Now she is settled in her role and believes it is the perfect place to progress her career, thanks to the wealth of knowledge within the team at EACH’s Milton hospice.
“I’ve always been interested in hospice, palliative care. It’s what I studied at university,” said Louise, who lives across the Bedfordshire border.
“I spent my first year in the profession working at Addenbrooke’s.
“I was on the oncology ward but didn’t feel it was quite right for me so moved to Keech Hospice Care (the adult hospice for Luton and south Bedfordshire and the children’s hospice for Bedfordshire, Hertfordshire and Milton Keynes).
“I was there for 14 years, starting as a band five nurse but working up to Clinical Nurse Specialist.
“It embedded my passion for palliative and end-of-life care and then an opportunity arose to join EACH.
“For me, it’s always been a gold-standard organisation.
“It’s mainly nurse-led and empowers nurses like myself.
“A lot of very qualified, knowledge people work here and because of that it’s absolutely perfect for me, because I wanted to come here and learn.
“Every single day I gain something new because the learning opportunities are amazing.
“The leadership is very good and it’s evidence-based practice, with lots of support and opportunities.
“It’s a perfect place to further my career.”
No two days are ever the same for Louise or anyone within the EACH team.
However, she generally starts each morning with a tri-site, online planning meeting, alongside colleagues from The Nook and The Treehouse.
She may then be asked to review a child’s condition, either at the hospice, at home or within a hospital.

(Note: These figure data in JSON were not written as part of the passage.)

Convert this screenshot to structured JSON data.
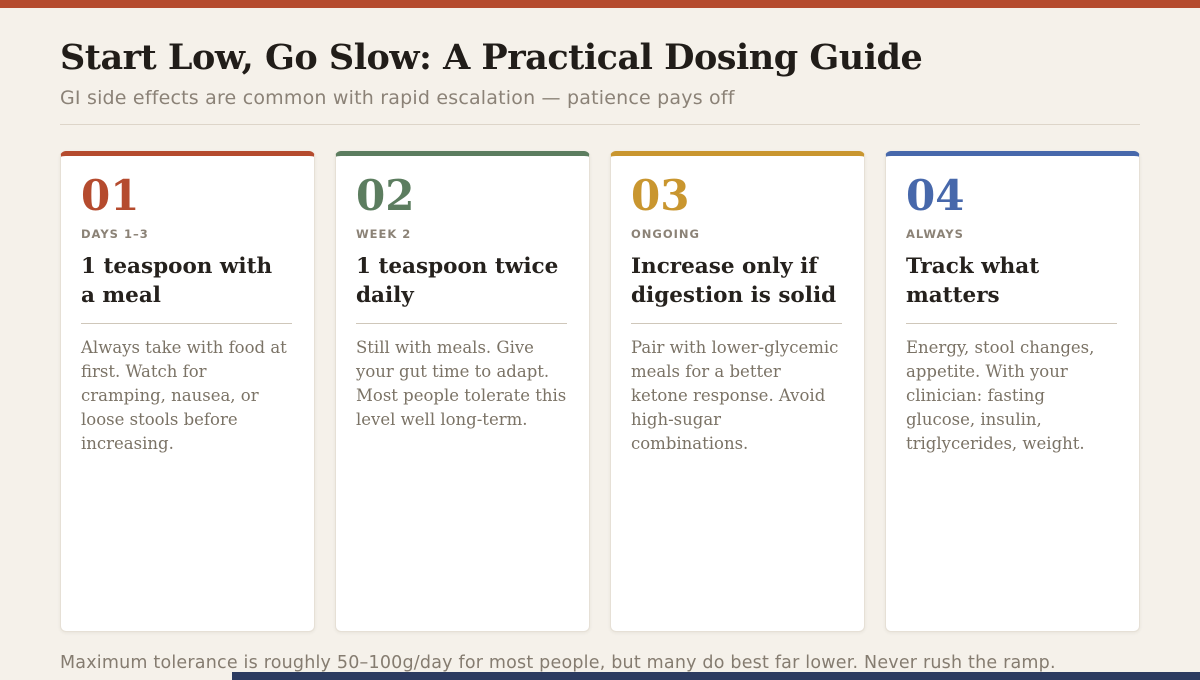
{
  "page": {
    "title": "Start Low, Go Slow: A Practical Dosing Guide",
    "subtitle": "GI side effects are common with rapid escalation — patience pays off",
    "footer": "Maximum tolerance is roughly 50–100g/day for most people, but many do best far lower. Never rush the ramp."
  },
  "colors": {
    "top_bar": "#b54b2e",
    "background": "#f5f1ea",
    "card_background": "#ffffff",
    "bottom_bar": "#2c3b60",
    "step_red": "#b54b2e",
    "step_green": "#5c7d5f",
    "step_gold": "#c9962f",
    "step_blue": "#4768ab"
  },
  "steps": [
    {
      "number": "01",
      "accent": "#b54b2e",
      "label": "DAYS 1–3",
      "heading": "1 teaspoon with a meal",
      "body": "Always take with food at first. Watch for cramping, nausea, or loose stools before increasing."
    },
    {
      "number": "02",
      "accent": "#5c7d5f",
      "label": "WEEK 2",
      "heading": "1 teaspoon twice daily",
      "body": "Still with meals. Give your gut time to adapt. Most people tolerate this level well long-term."
    },
    {
      "number": "03",
      "accent": "#c9962f",
      "label": "ONGOING",
      "heading": "Increase only if digestion is solid",
      "body": "Pair with lower-glycemic meals for a better ketone response. Avoid high-sugar combinations."
    },
    {
      "number": "04",
      "accent": "#4768ab",
      "label": "ALWAYS",
      "heading": "Track what matters",
      "body": "Energy, stool changes, appetite. With your clinician: fasting glucose, insulin, triglycerides, weight."
    }
  ]
}
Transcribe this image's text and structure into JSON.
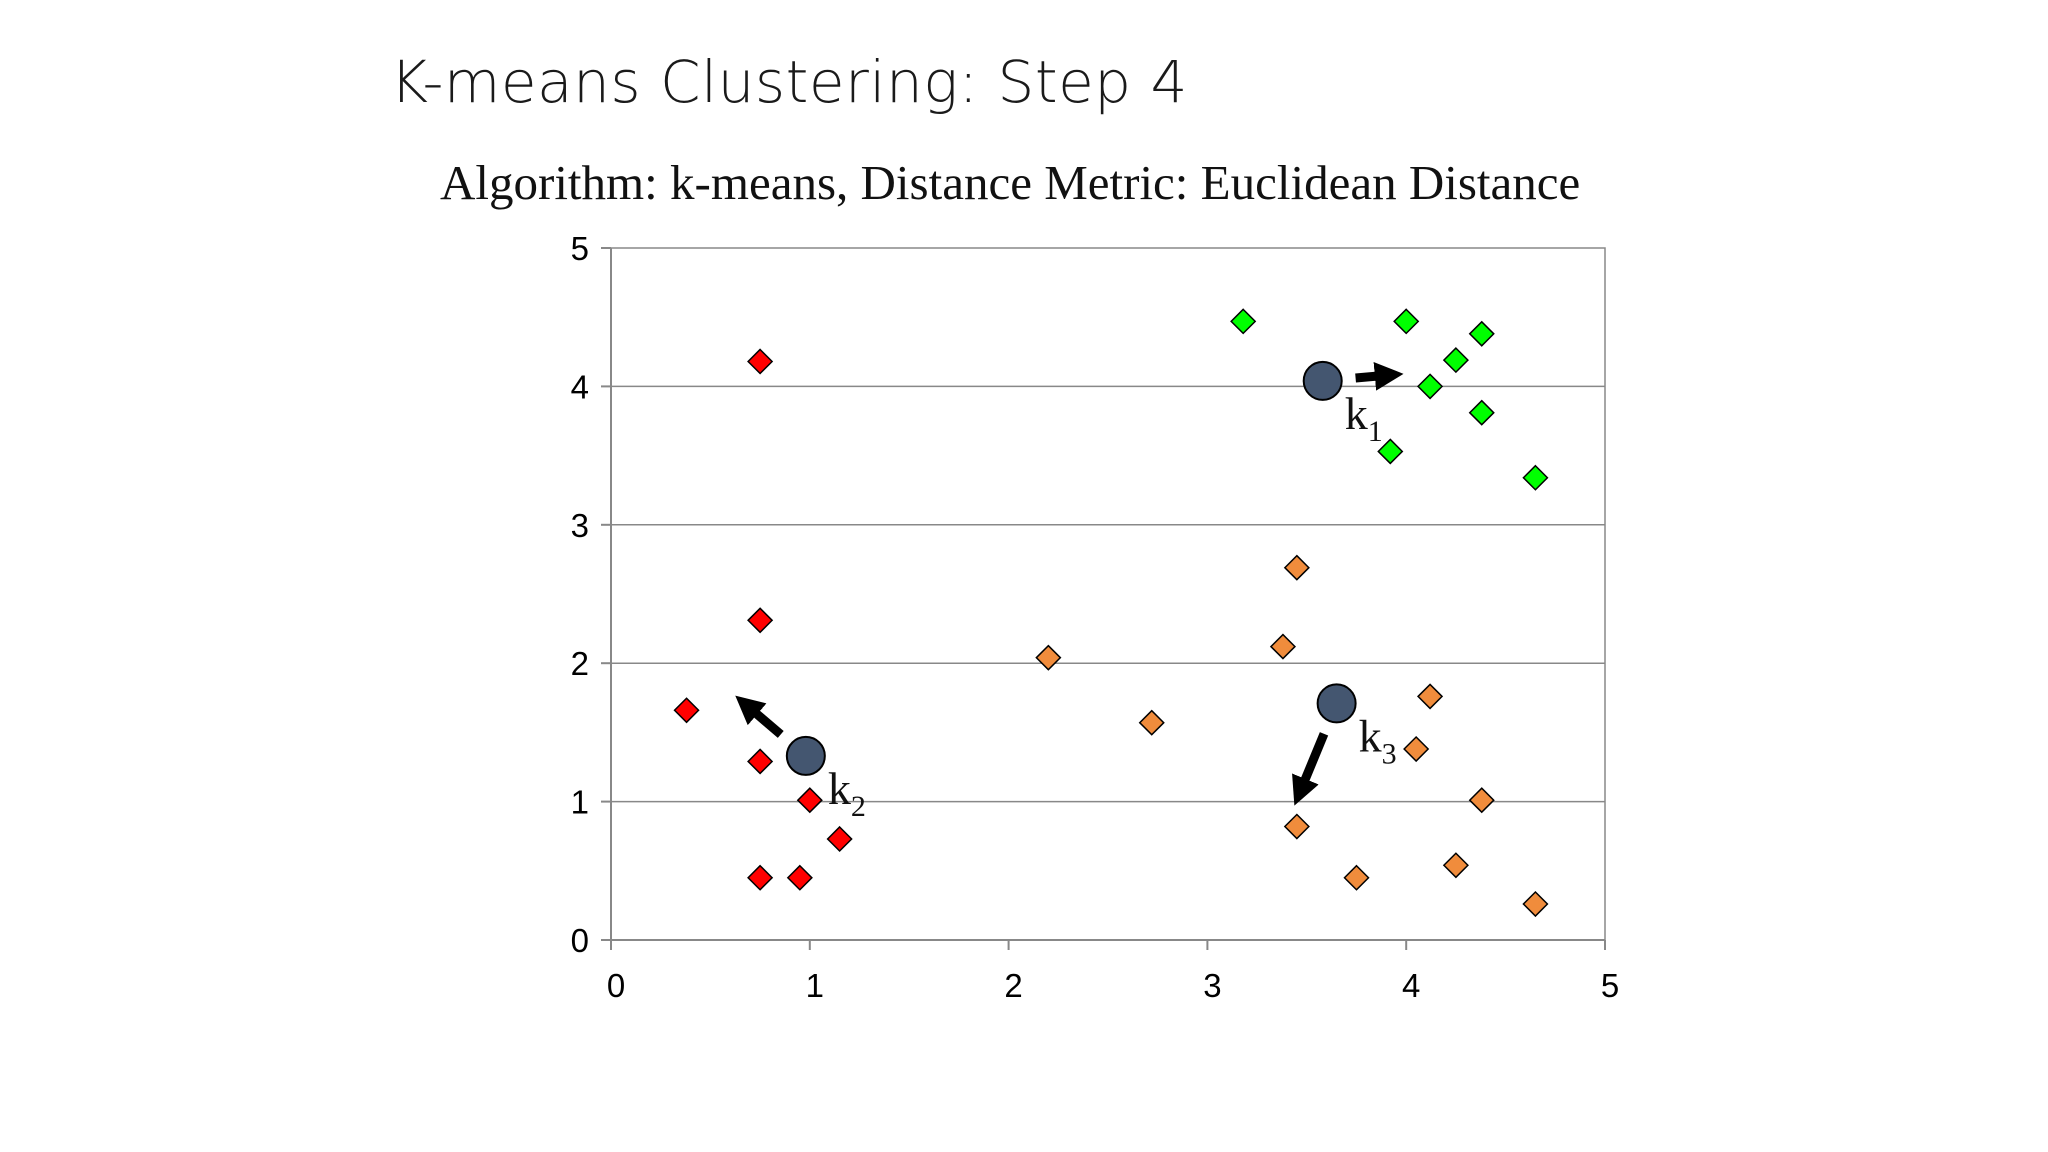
{
  "slide": {
    "title": "K-means Clustering: Step 4"
  },
  "chart_data": {
    "type": "scatter",
    "title": "Algorithm: k-means, Distance Metric: Euclidean Distance",
    "xlim": [
      0,
      5
    ],
    "ylim": [
      0,
      5
    ],
    "x_ticks": [
      "0",
      "1",
      "2",
      "3",
      "4",
      "5"
    ],
    "y_ticks": [
      "0",
      "1",
      "2",
      "3",
      "4",
      "5"
    ],
    "grid": "horizontal",
    "series": [
      {
        "color": "#ff0000",
        "marker": "diamond",
        "x": [
          0.75,
          0.75,
          0.38,
          0.75,
          1.0,
          1.15,
          0.75,
          0.95
        ],
        "y": [
          4.18,
          2.31,
          1.66,
          1.29,
          1.01,
          0.73,
          0.45,
          0.45
        ]
      },
      {
        "color": "#00ff00",
        "marker": "diamond",
        "x": [
          3.18,
          4.0,
          4.38,
          4.25,
          4.12,
          4.38,
          3.92,
          4.65
        ],
        "y": [
          4.47,
          4.47,
          4.38,
          4.19,
          4.0,
          3.81,
          3.53,
          3.34
        ]
      },
      {
        "color": "#f08c3c",
        "marker": "diamond",
        "x": [
          3.45,
          2.2,
          3.38,
          2.72,
          4.12,
          4.05,
          4.38,
          3.45,
          3.75,
          4.25,
          4.65
        ],
        "y": [
          2.69,
          2.04,
          2.12,
          1.57,
          1.76,
          1.38,
          1.01,
          0.82,
          0.45,
          0.54,
          0.26
        ]
      }
    ],
    "centroids": [
      {
        "label": "k",
        "sub": "1",
        "x": 3.58,
        "y": 4.04,
        "arrow_to": [
          3.98,
          4.09
        ]
      },
      {
        "label": "k",
        "sub": "2",
        "x": 0.98,
        "y": 1.33,
        "arrow_to": [
          0.63,
          1.76
        ]
      },
      {
        "label": "k",
        "sub": "3",
        "x": 3.65,
        "y": 1.71,
        "arrow_to": [
          3.44,
          0.98
        ]
      }
    ],
    "colors": {
      "centroid_fill": "#445670",
      "arrow": "#000000",
      "grid": "#888888"
    }
  }
}
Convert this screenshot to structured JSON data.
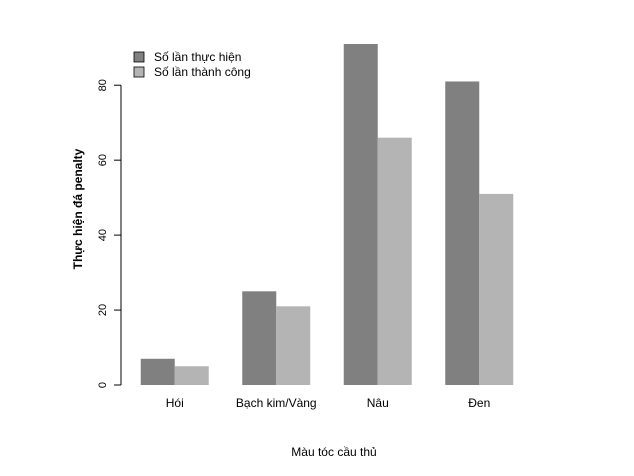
{
  "chart_data": {
    "type": "bar",
    "title": "",
    "xlabel": "Màu tóc cầu thủ",
    "ylabel": "Thực hiện đá penalty",
    "categories": [
      "Hói",
      "Bạch kim/Vàng",
      "Nâu",
      "Đen"
    ],
    "series": [
      {
        "name": "Số lần thực hiện",
        "values": [
          7,
          25,
          91,
          81
        ],
        "color": "#808080"
      },
      {
        "name": "Số lần thành công",
        "values": [
          5,
          21,
          66,
          51
        ],
        "color": "#b4b4b4"
      }
    ],
    "yticks": [
      0,
      20,
      40,
      60,
      80
    ],
    "ylim": [
      0,
      91
    ],
    "grid": false,
    "legend_position": "top-left"
  }
}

Her day may involve having discussions with a child’s family about hospice and palliative care, making it clear what we can be offered and what their choices are.
She also writes symptom management plans, discussing symptoms that might arise and how they can be treated. This may involve ordering drugs.
“Our days are always varied and it’s a real team effort,” said Louise.
“We have planned visits and in terms of talking to parents, it’s a case of discussing next steps – plans B and C.
“This may involve making adjustments to medications, liaising with consultants and other team members, to ensure the child is having the right drugs and right doses.
“We may need to discuss things with occupational therapists or liaise with wellbeing leads, if parents or siblings need extra support.
“The nursing team are always on call, 24/7.
“In addition to actually covering shifts, it’s important to set things up for the on-call staff and that’s another important part of my job.
“I and we need to have a plan and think ahead, to make sure everything’s documented.”
Louise admits her job can be emotionally draining but says that when it comes to end of life, her and her colleagues just want to make a difference.
“If a child has a particularly distressing symptom and is experiencing pain, we need to be armed with the right drugs,” she said.
“If that ensures they have a pain-free death, it makes it easier to deal with.
“There are obviously occasions when you can’t get on top of symptoms and that’s harder to come to terms with.
“We always have debriefs and talk about what we think went well and not so well.
“It’s an opportunity to learn and that makes it easier to deal with.
“If something doesn’t go so well, the hope is that you can make it better for the next person.”
Despite its challenges, Louise greatly enjoys her job. She finds it satisfying and rewarding and is proud to be part of Team EACH.
The mum-of-two said: “Not so long ago, palliative care wasn’t seen as a key part of these children’s journeys.
“Now, thankfully, we’re able to offer a very good service of care and fill a massive hole.
“We’re needed – no-one else can do our job – and we’re the experts in palliative care. Intensive care staff and those in oncology look at what we do.
“I love working for EACH.
“There are so many cogs in a big wheel, from the job we do to fundraising and retail and the marketing and communications team.
“There are lots of people involved and it’s great being part of such a vast team.
“Without that team ethic, we wouldn’t be able to offer the service we do.”